We are on the cusp of solving natural language understanding, which will enable natural language for humans and relational databases for computers. There will be no "Semantic Web", there will the "Web" and the machines that read it just as well as humans.
I think we are still very far away from NLU. There are a couple of tiny subproblems such as Entity Extraction, Relation Extraction and Dependency Parsing that we have become pretty good at (for English that is, but for many languages even that is still difficult). However, once you get into pragmatics and contextual understanding we still have no clue. And in order to enable real NLU you'd also need to ability to do reasoning on top of other knowledge (and "common sense"), which is a whole different problem.
Based on products like Siri or Cortana it may seem like we are coming closer to NLU, but the reason those are working at all is because they are very topic-specific and tiny subproblems of what NLU is really about.
Except that sadly, the only machines that will read it will have to be centralised in the hands of cloud providers in order to provide the funding and power needed to run them.
One of the great things about the semantic web, to me, was always that you could process it on a cheap VPS or your own desktop, creating new systems with little or no knowledge of math or machine learning. (I know projects that do this today.) That's not going to happen for a long time with natural language processing.
>>We are on the cusp of solving natural language understanding
Why do you think this? Is it just a feel or is there some company that is really close. As another user mentioned in this thread natural language understanding seems to be the same thing as solving strong AI. Solving strong AI is a huge deal. So big that the people in control of it will probably become the most powerful people in the world.

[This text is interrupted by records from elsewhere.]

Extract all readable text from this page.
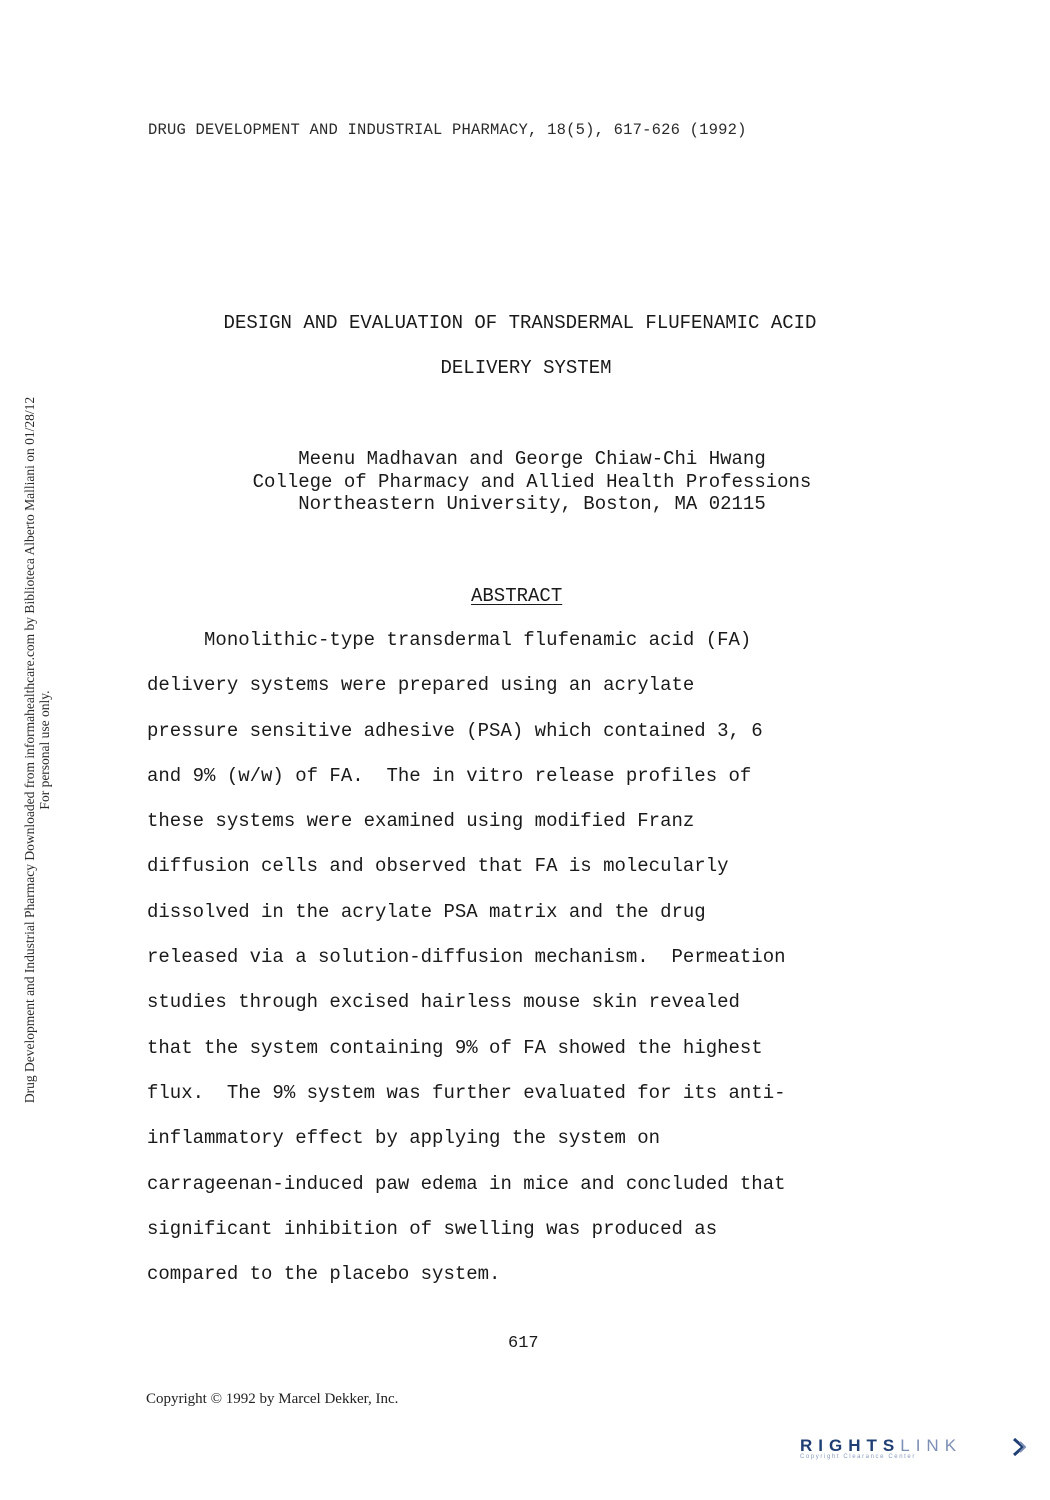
DRUG DEVELOPMENT AND INDUSTRIAL PHARMACY, 18(5), 617-626 (1992)
DESIGN AND EVALUATION OF TRANSDERMAL FLUFENAMIC ACID
DELIVERY SYSTEM
Meenu Madhavan and George Chiaw-Chi Hwang
College of Pharmacy and Allied Health Professions
Northeastern University, Boston, MA 02115
ABSTRACT
Monolithic-type transdermal flufenamic acid (FA)
delivery systems were prepared using an acrylate
pressure sensitive adhesive (PSA) which contained 3, 6
and 9% (w/w) of FA.  The in vitro release profiles of
these systems were examined using modified Franz
diffusion cells and observed that FA is molecularly
dissolved in the acrylate PSA matrix and the drug
released via a solution-diffusion mechanism.  Permeation
studies through excised hairless mouse skin revealed
that the system containing 9% of FA showed the highest
flux.  The 9% system was further evaluated for its anti-
inflammatory effect by applying the system on
carrageenan-induced paw edema in mice and concluded that
significant inhibition of swelling was produced as
compared to the placebo system.
617
Copyright © 1992 by Marcel Dekker, Inc.
Drug Development and Industrial Pharmacy Downloaded from informahealthcare.com by Biblioteca Alberto Malliani on 01/28/12 For personal use only.
RIGHTSLINK
Copyright Clearance Center
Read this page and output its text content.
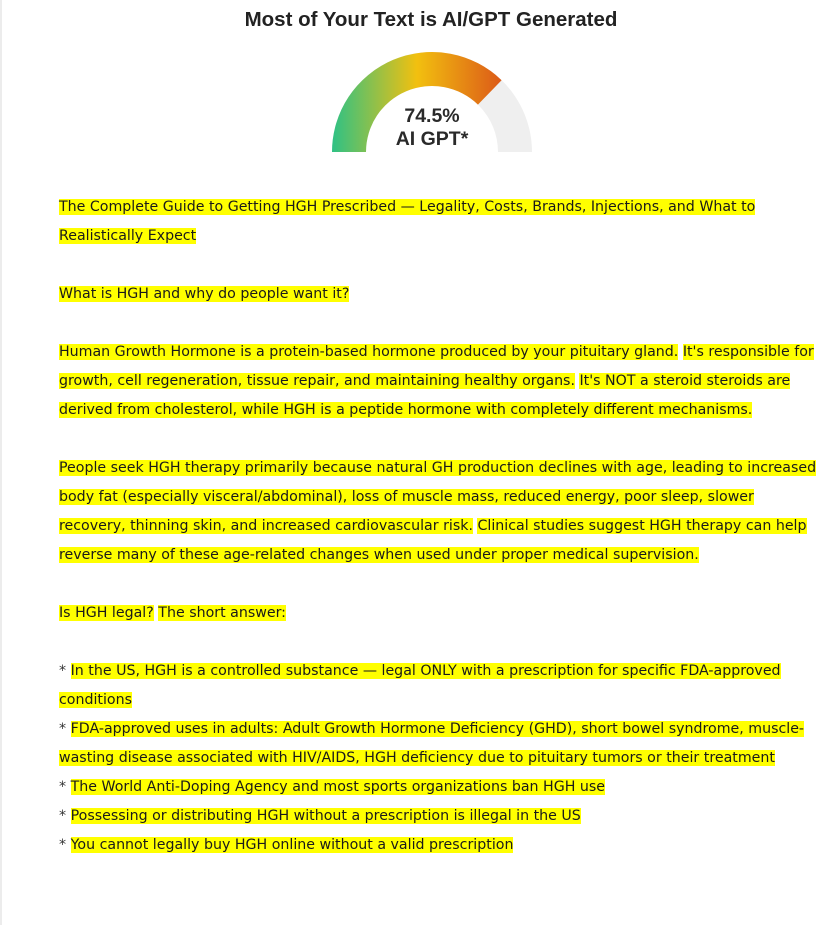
Most of Your Text is AI/GPT Generated
74.5%
AI GPT*

The Complete Guide to Getting HGH Prescribed — Legality, Costs, Brands, Injections, and What to Realistically Expect

What is HGH and why do people want it?

Human Growth Hormone is a protein-based hormone produced by your pituitary gland. It's responsible for growth, cell regeneration, tissue repair, and maintaining healthy organs. It's NOT a steroid steroids are derived from cholesterol, while HGH is a peptide hormone with completely different mechanisms.

People seek HGH therapy primarily because natural GH production declines with age, leading to increased body fat (especially visceral/abdominal), loss of muscle mass, reduced energy, poor sleep, slower recovery, thinning skin, and increased cardiovascular risk. Clinical studies suggest HGH therapy can help reverse many of these age-related changes when used under proper medical supervision.

Is HGH legal? The short answer:

* In the US, HGH is a controlled substance — legal ONLY with a prescription for specific FDA-approved conditions

* FDA-approved uses in adults: Adult Growth Hormone Deficiency (GHD), short bowel syndrome, muscle-wasting disease associated with HIV/AIDS, HGH deficiency due to pituitary tumors or their treatment

* The World Anti-Doping Agency and most sports organizations ban HGH use

* Possessing or distributing HGH without a prescription is illegal in the US

* You cannot legally buy HGH online without a valid prescription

Whether we are on the cusp really depends on what we mean by "natural language understanding" specifically. What about Watson? It seems to "understand" quite a bit of natural language just fine and can answer interesting questions posed in same. If that doesn't count as "understanding", I'd like to know what does? It probably can't do extended reasoning based on its "understanding", but that would seem to me to be moving the goal posts.
I doubt that a sufficiently well-defined notion of natural language understanding that does not specifically include strong artificial intelligence in its definition would require strong AI. Constructing such a definition is left as an exercise to the reader.
Thinking that strong AI is required for natural language understanding may end up being similar to how it was once thought that beating humans at chess would require advanced AI. Brute forse can do wonderful things, as can weak AI.
Natural language understanding is typically regarded as AI-complete, and once we have that, semantic web will be the least interesting bit of new technology.